Para substituir a CPMF, Lula afirmou que poderia ser criada outra fonte de receita para a saúde. "Poderíamos montar uma lei só para a saúde", afirmou.
Lula disse ainda que a oposição não deve reclamar de que foi discriminada em seu governo.E cobrou a mesma atitude dos governadores. "Nenhum prefeito pode reclamar de não ter sido bem tratado por ser de outro partido. O (Gilberto) Kassab (prefeito de São Paulo) , do DEM, é testemunha disso. Mas sabemos que tem governador que faz isso", alegou.
O governo anunciou ontem uma redução de 40% nas contrapartidas dos municípios e estados para obras do Programa de Aceleração do Crescimento (PAC), prometida como compensação à queda de arrecadação dos municípios. O ministro das Cidades, Márcio Fortes, assinou a portaria nesse sentido ontem.
De acordo com a portaria, será feita a redução imediata d e20% da contrapartida e mais20% de acordo com o desempenho na execução do empreendimento. Essa redução será feita desde que o valor da contrapartida do município seja maior do que 5% do valor da obra. Além disso, para a concessão dessa redução deverá ser observado o contrato firmado entre o município, o governo estadual e o governo federal e também o valor da contrapartida vigente na publicação da portaria.

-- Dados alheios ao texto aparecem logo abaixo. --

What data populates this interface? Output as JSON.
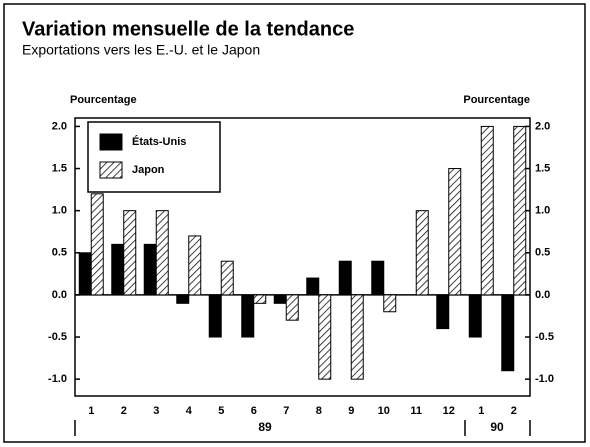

Também foi anunciado no evento que serão repassados aos municípios com até 50 mil habitantes recursos de mais de R$1 bilhão para serem usados no programa Minha casa, minha vida, que tem como meta construir mais de 1 milhão de casas para famílias com renda mensal de até dez salários mínimos.

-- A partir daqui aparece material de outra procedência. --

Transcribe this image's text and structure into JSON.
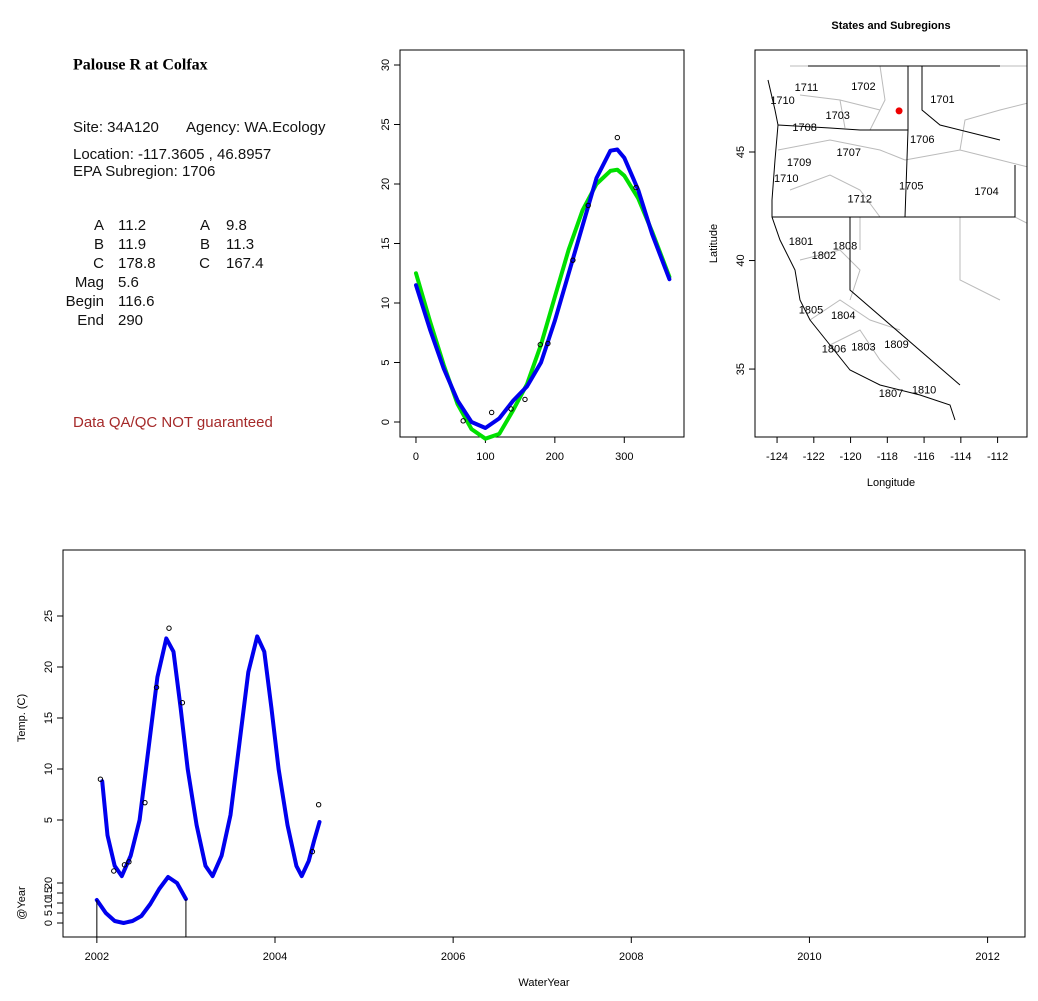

O ministro lembrou que o déficit habitacional no país está estimado em 6, 27 milhões de moradias. Lula pediu ao ministro das Relações Institucionais, José Múcio, que estude a viabilidade de transformar programas sociais em leis, durante o discurso. "Podíamos consolidar as conquistas", disse. Segundo ele, essa medida faria com que os prefeitos não chegassem ansiosos ao encontro do ano que vem. Para acalmar os ânimos dos representantes dos prefeitos, que discutiram a queda na arrecadação em seus discursos, Lula disse que algumas medidas tardam a entrar em vigor. "Tomamos uma decisão, mas elas demoram para chegar na outra ponta", afirmou.
EMENDA 29
Os representantes dos prefeitos, por sua vez, pediram aregulamentação da Emenda 29 - que determina os percentuais mínimos a serem investidos anualmente em saúde -, e discutiram a política fiscal do governo. A emenda fixa o investimento de 10% pela União,12%pelos estados e 15% aos municípios.

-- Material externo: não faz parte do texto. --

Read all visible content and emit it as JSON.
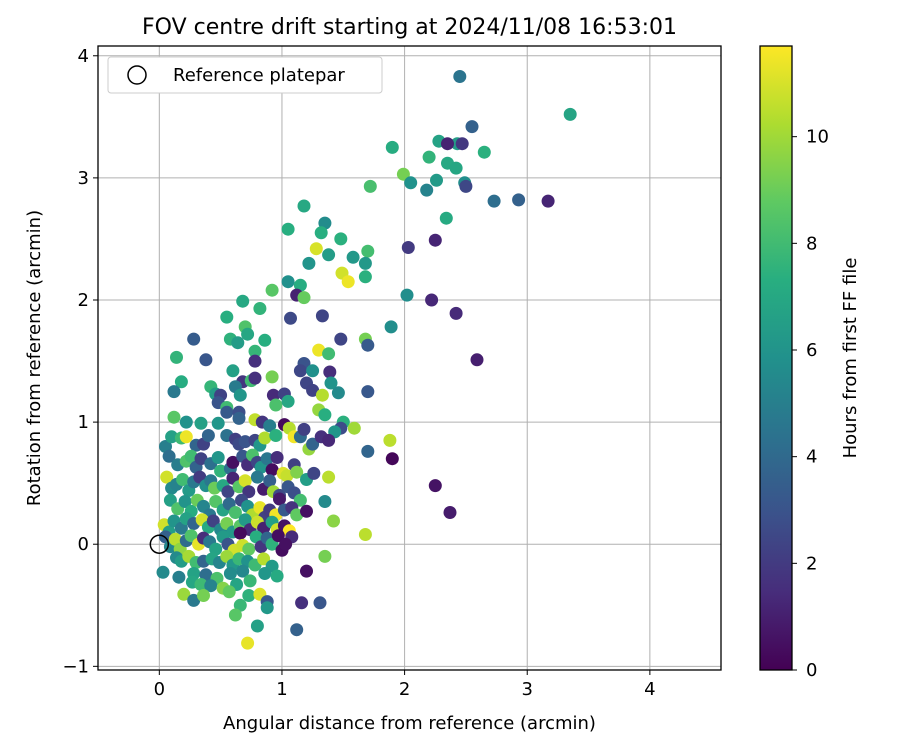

Os prefeitos reclamam, porém, de que os estados não respeitam a determinação. O presidente da Confederação Nacional dos Municípios (CNM) , Paulo Ziulkoski, ex-prefeito de Mariana Pimentel (RS) , e João Coser, presidente da Frente Nacional dos Prefeitos - que representa as capitais estaduais -, disseram que vão pressionar os deputados a votarem a emenda.
Eles discutiram também a política fiscal do governo Lula. Ziulkoski afirmou que os municípios estão tendo dificuldade com a queda de arrecadação por conta da desoneração do Imposto sobre Produtos Industrializados (IPI). No entanto,segundo ele, as prefeituras continuam realizando os maiores investimentos no país. "Quem está fazendo a política anticíclica são os municípios", afirmou.